E una merda di giornalista italiano gli dice "Addio"???

Serrada Serranda

Ieri mattina la serranda di camera ha deciso di manifestare il suo esaurimento in modo plateale, cedendo, crollando, accasciandosi, e a un tempo incastrandosi, per rimanere al suo posto e insieme non averci più a che fare, con quel lavoraccio, per serrare piuttosto che disserrare, facendo argine alla luce (pallida) del sole di novembre e al panorama desolante, di normale degrado cittadino, sul quale da sette anni mi introduceva, credo suo malgrado, ogni giorno.
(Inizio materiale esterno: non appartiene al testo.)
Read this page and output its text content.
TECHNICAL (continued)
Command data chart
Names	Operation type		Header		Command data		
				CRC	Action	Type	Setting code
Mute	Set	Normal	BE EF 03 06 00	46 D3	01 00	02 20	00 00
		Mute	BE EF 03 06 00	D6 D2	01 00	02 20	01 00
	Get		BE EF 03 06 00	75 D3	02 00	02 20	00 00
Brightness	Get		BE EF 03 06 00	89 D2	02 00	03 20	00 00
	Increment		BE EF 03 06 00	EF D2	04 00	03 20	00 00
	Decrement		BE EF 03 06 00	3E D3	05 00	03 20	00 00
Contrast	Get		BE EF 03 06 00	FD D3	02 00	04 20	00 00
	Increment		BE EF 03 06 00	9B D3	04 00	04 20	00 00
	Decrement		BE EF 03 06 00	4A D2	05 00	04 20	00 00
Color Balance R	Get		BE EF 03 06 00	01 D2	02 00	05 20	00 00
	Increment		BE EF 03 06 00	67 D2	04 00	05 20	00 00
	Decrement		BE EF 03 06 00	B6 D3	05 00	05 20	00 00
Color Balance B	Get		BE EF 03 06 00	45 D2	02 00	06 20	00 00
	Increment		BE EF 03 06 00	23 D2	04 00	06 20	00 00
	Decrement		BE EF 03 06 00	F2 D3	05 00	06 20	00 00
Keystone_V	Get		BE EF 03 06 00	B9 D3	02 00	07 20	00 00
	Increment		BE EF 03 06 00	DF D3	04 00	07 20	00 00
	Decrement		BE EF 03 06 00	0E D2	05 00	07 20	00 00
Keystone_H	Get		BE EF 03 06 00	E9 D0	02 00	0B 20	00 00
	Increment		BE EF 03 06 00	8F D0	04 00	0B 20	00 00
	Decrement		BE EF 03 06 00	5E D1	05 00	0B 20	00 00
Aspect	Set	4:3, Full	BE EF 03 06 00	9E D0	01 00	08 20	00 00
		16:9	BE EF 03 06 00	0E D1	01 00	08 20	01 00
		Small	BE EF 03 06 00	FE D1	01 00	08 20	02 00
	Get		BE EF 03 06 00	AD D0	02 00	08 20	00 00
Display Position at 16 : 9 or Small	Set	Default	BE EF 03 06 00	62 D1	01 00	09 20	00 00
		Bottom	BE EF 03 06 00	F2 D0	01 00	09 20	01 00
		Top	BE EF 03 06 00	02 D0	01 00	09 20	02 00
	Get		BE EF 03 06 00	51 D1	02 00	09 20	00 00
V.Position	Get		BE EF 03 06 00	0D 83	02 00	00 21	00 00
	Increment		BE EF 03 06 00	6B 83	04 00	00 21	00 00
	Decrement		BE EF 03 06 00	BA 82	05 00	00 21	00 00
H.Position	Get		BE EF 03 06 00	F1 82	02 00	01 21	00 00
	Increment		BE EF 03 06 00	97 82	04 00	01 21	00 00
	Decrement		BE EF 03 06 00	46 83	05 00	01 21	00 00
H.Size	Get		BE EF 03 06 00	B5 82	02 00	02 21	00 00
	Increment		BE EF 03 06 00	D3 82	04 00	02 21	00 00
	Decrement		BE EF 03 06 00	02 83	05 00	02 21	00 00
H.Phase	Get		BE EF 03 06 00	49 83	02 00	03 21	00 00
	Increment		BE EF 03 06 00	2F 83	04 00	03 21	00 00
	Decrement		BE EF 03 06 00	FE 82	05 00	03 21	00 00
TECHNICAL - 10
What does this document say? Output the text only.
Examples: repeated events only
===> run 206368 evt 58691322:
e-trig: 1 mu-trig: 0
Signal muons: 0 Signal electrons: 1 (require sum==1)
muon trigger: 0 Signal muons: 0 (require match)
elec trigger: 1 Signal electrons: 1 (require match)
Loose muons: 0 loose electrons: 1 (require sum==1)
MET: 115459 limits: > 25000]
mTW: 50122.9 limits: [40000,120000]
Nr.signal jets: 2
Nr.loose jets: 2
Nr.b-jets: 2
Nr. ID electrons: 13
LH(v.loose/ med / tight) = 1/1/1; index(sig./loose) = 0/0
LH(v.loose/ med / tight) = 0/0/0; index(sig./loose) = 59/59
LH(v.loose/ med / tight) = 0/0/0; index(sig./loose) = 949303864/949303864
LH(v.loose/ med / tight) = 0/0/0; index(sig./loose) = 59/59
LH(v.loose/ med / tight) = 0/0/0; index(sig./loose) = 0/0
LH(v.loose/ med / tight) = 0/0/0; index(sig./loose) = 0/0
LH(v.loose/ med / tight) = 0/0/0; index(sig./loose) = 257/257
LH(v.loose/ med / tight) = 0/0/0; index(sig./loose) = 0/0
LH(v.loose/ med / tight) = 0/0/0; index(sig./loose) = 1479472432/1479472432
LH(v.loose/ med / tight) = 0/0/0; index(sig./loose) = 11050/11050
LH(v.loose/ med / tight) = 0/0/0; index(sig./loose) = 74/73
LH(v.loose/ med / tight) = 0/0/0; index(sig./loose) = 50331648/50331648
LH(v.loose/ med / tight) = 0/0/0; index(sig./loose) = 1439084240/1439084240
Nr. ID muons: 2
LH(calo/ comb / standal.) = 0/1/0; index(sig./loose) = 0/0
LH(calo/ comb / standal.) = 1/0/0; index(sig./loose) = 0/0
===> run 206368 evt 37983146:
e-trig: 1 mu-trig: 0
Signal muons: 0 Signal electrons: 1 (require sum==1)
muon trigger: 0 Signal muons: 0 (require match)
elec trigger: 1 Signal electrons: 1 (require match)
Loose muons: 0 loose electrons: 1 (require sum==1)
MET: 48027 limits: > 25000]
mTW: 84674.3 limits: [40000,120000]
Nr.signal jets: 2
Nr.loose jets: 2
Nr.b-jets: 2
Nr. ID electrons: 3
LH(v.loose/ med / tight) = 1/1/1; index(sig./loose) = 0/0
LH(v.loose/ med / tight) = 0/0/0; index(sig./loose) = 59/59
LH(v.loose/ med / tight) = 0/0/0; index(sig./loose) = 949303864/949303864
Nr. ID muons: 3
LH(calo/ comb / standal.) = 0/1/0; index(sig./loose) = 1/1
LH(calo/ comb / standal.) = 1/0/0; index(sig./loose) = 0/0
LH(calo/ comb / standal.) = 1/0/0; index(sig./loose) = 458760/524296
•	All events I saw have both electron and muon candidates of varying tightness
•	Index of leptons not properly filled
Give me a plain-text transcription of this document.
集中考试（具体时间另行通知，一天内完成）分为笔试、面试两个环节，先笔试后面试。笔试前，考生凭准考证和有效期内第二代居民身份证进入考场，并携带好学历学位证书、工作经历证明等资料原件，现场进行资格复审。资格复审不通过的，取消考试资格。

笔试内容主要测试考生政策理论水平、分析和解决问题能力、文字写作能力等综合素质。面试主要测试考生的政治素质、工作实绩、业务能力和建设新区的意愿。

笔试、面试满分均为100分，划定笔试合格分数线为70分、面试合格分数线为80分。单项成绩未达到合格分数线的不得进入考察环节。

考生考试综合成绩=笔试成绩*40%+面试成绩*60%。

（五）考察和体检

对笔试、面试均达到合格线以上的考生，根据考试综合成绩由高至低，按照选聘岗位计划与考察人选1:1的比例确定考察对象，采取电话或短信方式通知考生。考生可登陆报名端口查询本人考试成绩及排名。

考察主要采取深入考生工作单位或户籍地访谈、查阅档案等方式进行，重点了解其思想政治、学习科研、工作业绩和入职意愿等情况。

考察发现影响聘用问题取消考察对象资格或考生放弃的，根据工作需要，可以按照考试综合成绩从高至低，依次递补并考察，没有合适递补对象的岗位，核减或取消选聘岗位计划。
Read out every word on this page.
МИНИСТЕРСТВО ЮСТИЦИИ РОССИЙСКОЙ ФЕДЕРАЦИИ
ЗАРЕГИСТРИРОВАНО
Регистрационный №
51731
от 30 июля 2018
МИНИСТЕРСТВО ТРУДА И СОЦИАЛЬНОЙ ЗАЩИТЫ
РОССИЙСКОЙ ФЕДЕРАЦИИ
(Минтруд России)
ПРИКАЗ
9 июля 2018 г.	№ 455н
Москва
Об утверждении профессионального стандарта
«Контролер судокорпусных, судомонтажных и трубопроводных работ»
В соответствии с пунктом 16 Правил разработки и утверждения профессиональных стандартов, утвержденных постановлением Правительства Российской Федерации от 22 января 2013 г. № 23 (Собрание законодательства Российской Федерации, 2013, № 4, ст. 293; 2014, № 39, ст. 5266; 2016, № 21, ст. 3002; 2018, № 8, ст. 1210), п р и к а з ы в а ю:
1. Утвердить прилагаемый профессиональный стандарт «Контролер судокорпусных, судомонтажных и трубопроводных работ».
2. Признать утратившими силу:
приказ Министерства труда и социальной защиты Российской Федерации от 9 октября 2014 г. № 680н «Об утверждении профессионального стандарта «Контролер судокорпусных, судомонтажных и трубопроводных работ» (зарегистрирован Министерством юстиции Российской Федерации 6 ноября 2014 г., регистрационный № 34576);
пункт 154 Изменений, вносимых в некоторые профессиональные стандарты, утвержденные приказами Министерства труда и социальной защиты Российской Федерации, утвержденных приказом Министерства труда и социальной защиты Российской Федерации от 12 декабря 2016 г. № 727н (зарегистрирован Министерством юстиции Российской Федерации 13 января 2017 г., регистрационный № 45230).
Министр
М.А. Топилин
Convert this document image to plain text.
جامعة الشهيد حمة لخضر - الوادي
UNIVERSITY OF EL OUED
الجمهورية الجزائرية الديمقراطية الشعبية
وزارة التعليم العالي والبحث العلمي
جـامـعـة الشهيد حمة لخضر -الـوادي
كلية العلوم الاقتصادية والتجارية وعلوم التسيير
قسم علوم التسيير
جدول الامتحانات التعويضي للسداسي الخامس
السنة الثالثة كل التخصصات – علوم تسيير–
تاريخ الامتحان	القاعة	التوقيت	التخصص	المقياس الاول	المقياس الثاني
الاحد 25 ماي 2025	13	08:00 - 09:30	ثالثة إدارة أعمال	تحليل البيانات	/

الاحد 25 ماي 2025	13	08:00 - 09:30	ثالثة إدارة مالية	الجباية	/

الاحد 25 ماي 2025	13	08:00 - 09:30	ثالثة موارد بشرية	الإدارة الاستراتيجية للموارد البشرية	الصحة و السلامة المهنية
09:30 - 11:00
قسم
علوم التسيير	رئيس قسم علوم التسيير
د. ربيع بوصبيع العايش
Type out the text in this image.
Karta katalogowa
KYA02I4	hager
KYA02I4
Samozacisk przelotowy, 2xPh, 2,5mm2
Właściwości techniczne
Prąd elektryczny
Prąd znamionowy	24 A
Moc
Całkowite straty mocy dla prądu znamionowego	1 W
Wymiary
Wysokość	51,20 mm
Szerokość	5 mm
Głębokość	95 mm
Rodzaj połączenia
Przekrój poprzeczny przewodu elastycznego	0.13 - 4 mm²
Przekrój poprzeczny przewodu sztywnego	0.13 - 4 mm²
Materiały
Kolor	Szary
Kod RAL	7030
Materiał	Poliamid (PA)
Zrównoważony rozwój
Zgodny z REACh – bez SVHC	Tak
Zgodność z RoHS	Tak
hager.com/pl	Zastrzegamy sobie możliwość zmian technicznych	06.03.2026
Ho sempre invidiato quanti hanno la forza di brandire la propria debolezza, quelli che sanno dirti, come se fosse vero o sufficiente, "io questa cosa non ce la faccio". Come se a qualcuno, in generale, importasse qualcosa se tu non ce la fai. Molti sanno trovare il loro punto di rottura prima - per parafrasare un comico geniale tra i tanti estromessi dalla incivile Rai di oggi - che il loro punto di rottura trovi loro. Oggi la mia serranda ha deciso che di me, di Bologna, del mio vicinato affacciato sui quattro lati di una corte che fa molto Rear Window, della pioggia e del vento ne aveva avuto abbastanza e, come sempre mi accade in simili situazioni, non ho proprio saputo darle torto.
Rimarrà così per un po', questo è sicuro, e non solo perché sono giorni di ponte, in cui tutti sono in vacanza. La verità è che molta parte della mia vita, e delle mie giornate, le ho vissute al chiuso, questo è solo un piccolo gradino ulteriore e temporaneo di reclusione, nulla di cui crucciarsi.
Rest in peace, serranda, non ti porto rancore.